A experiência de Ganjaman, que a esta altura já produziu mais que uma dúzia de ótimos discos da música brasileira, contrasta com a inocência de quem estava começando a carreira como produtor quando gravou o disco de Sabotage. “Eu tinha 21, 22 anos, era moleque de tudo”, lembra Daniel. Com um passado eclético do skate, Ganjaman havia produzido demos e discos de punk e hardcore antes de se embrenhar no mundo do rap.
“O Racionais MCs na época estava bem focado na [gravadora] Cosa Nostra. Eles lançaram o Todos São Manos, do RZO e o disco foi bem recebido, pegou um bom espaço no rap, é um clássico. E aí o Mano Brown na intenção de fazer um segundo disco pelo selo, já pensou no Sabotage. Como ele vinha trabalhando com o Zegon no disco do 509-E (onde eu também trabalhei), ele chamou o Zé para produzir o Sabota. E o Zé chegou pro Brown e falou: ‘eu acho que esse disco seria legal eu produzir com o Ganja’, porque a gente já vinha produzindo umas coisas juntos e tava rolando um resultado bacana”, recorda o produtor.

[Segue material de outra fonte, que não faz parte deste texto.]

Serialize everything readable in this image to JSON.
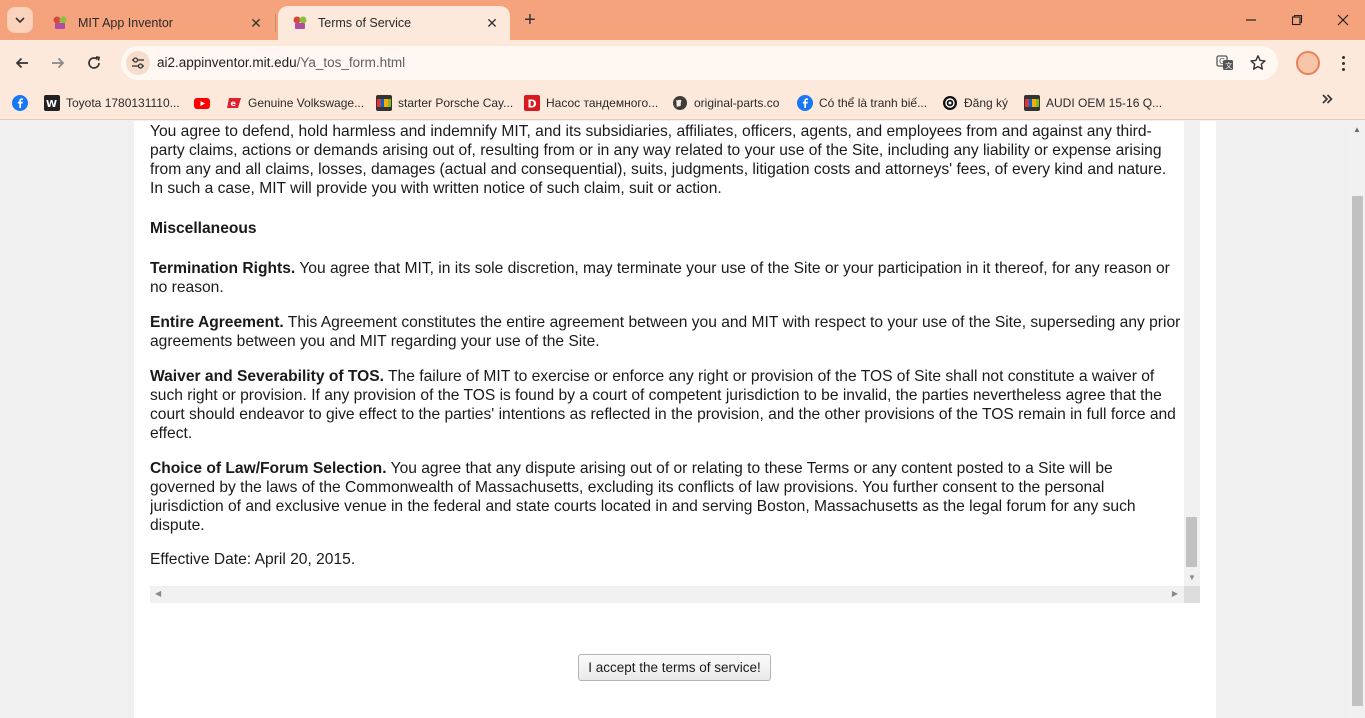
{
  "browser": {
    "tabs": [
      {
        "title": "MIT App Inventor",
        "active": false
      },
      {
        "title": "Terms of Service",
        "active": true
      }
    ],
    "url_host": "ai2.appinventor.mit.edu",
    "url_path": "/Ya_tos_form.html",
    "colors": {
      "tabstrip": "#f4a37c",
      "toolbar": "#fde9db"
    }
  },
  "bookmarks": [
    {
      "label": "",
      "icon": "facebook-icon"
    },
    {
      "label": "Toyota 1780131110...",
      "icon": "vw-icon"
    },
    {
      "label": "",
      "icon": "youtube-icon"
    },
    {
      "label": "Genuine Volkswage...",
      "icon": "store-icon"
    },
    {
      "label": "starter Porsche Cay...",
      "icon": "shop-icon"
    },
    {
      "label": "Насос тандемного...",
      "icon": "d-icon"
    },
    {
      "label": "original-parts.co",
      "icon": "globe-icon"
    },
    {
      "label": "Có thể là tranh biế...",
      "icon": "facebook-icon"
    },
    {
      "label": "Đăng ký",
      "icon": "record-icon"
    },
    {
      "label": "AUDI OEM 15-16 Q...",
      "icon": "shop-icon"
    }
  ],
  "tos": {
    "indemnity": "You agree to defend, hold harmless and indemnify MIT, and its subsidiaries, affiliates, officers, agents, and employees from and against any third-party claims, actions or demands arising out of, resulting from or in any way related to your use of the Site, including any liability or expense arising from any and all claims, losses, damages (actual and consequential), suits, judgments, litigation costs and attorneys' fees, of every kind and nature. In such a case, MIT will provide you with written notice of such claim, suit or action.",
    "misc_heading": "Miscellaneous",
    "termination_title": "Termination Rights.",
    "termination_body": " You agree that MIT, in its sole discretion, may terminate your use of the Site or your participation in it thereof, for any reason or no reason.",
    "entire_title": "Entire Agreement.",
    "entire_body": " This Agreement constitutes the entire agreement between you and MIT with respect to your use of the Site, superseding any prior agreements between you and MIT regarding your use of the Site.",
    "waiver_title": "Waiver and Severability of TOS.",
    "waiver_body": " The failure of MIT to exercise or enforce any right or provision of the TOS of Site shall not constitute a waiver of such right or provision. If any provision of the TOS is found by a court of competent jurisdiction to be invalid, the parties nevertheless agree that the court should endeavor to give effect to the parties' intentions as reflected in the provision, and the other provisions of the TOS remain in full force and effect.",
    "law_title": "Choice of Law/Forum Selection.",
    "law_body": " You agree that any dispute arising out of or relating to these Terms or any content posted to a Site will be governed by the laws of the Commonwealth of Massachusetts, excluding its conflicts of law provisions. You further consent to the personal jurisdiction of and exclusive venue in the federal and state courts located in and serving Boston, Massachusetts as the legal forum for any such dispute.",
    "effective_date": "Effective Date: April 20, 2015."
  },
  "accept_button": "I accept the terms of service!"
}
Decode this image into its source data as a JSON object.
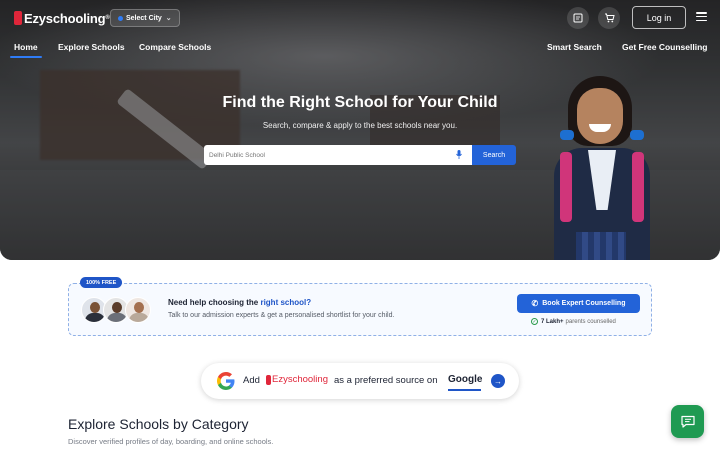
{
  "header": {
    "logo_text": "Ezyschooling",
    "logo_reg": "®",
    "city_label": "Select City",
    "login_label": "Log in",
    "icons": [
      "compare-list-icon",
      "cart-icon",
      "menu-icon"
    ]
  },
  "nav": {
    "items": [
      "Home",
      "Explore Schools",
      "Compare Schools"
    ],
    "right_items": [
      "Smart Search",
      "Get Free Counselling"
    ],
    "active": "Home"
  },
  "hero": {
    "title": "Find the Right School for Your Child",
    "subtitle": "Search, compare & apply to the best schools near you.",
    "search_placeholder": "Delhi Public School",
    "search_button": "Search"
  },
  "help_card": {
    "badge": "100% FREE",
    "title_prefix": "Need help choosing the ",
    "title_highlight": "right school?",
    "subtitle": "Talk to our admission experts & get a personalised shortlist for your child.",
    "cta": "Book Expert Counselling",
    "stat_value": "7 Lakh+",
    "stat_label": "parents counselled"
  },
  "google_pill": {
    "add_text": "Add",
    "brand": "Ezyschooling",
    "rest": "as a preferred source on",
    "google": "Google"
  },
  "category_section": {
    "title": "Explore Schools by Category",
    "subtitle": "Discover verified profiles of day, boarding, and online schools."
  },
  "colors": {
    "brand_red": "#e0263a",
    "primary_blue": "#2363d8",
    "chat_green": "#1f9a52"
  }
}
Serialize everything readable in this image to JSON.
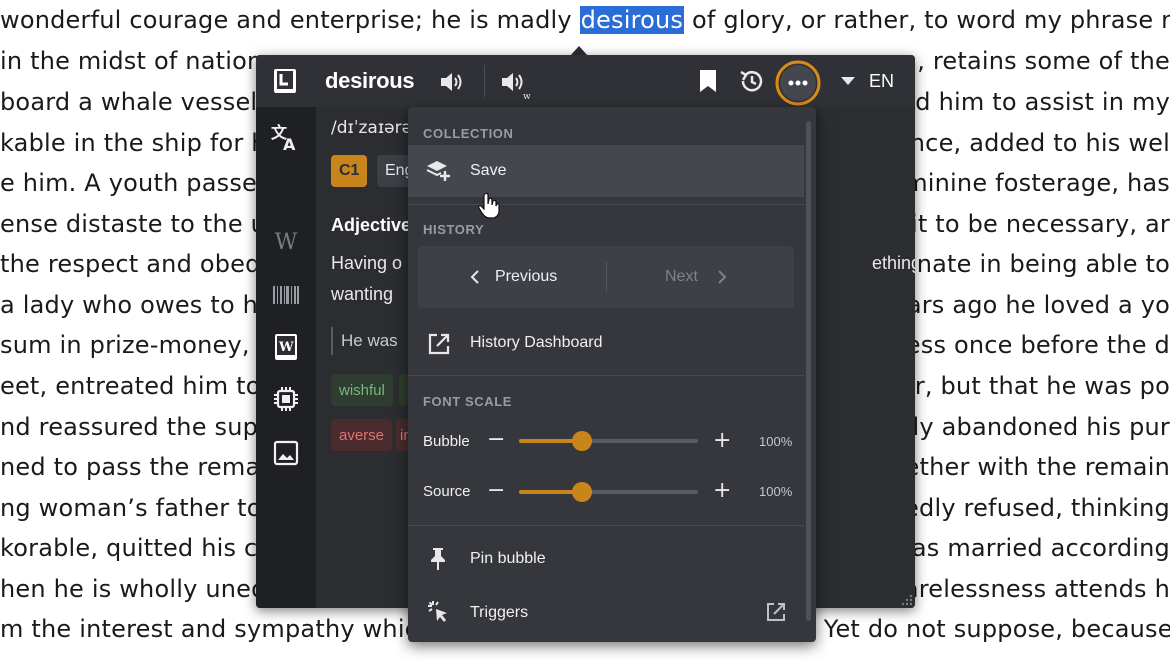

No final das contas, o álbum contou com a mão de um grupo amplo de artistas, músicos e produtores. “O que possibilitou o disco ser feito do jeito que foi é que na época o Tejo [Damasceno] e o Rica [Amabis, ambos membros do Instituto ao lado de Ganjaman], trabalhavam na produtora de áudio e gravadora YB. Eles tinham um estúdio bem montado e uma boa relação com o dono, que abriu o estúdio pra gente. Fechamos uma quantia em grana que foi meio ridícula. Pra ter uma ideia, não custou 10% do que um disco independente custaria, isso com estúdio, produtores, engenheiros, tudo!” espanta-se Ganja.
Carisma
O disco demorou quase nove meses para ser gravado, entre 2000 e 2001 – incluindo o espaço de uma turnê do Planet Hemp, banda na qual Zegon e Ganjaman tocavam, que chegou até o Japão. Mas um dos grandes segredos para a gravação seguir em frente era o carisma de Sabotage. “Ele circulava em todos os lugares. As pessoas liberavam o estúdio pra ele, os engenheiros trabalhavam de graça, o produtor trabalha de graça... ele era um cara muito cativante. Ele chegava na YB beijando todas as meninas do atendimento, abraçando e beijando os donos”.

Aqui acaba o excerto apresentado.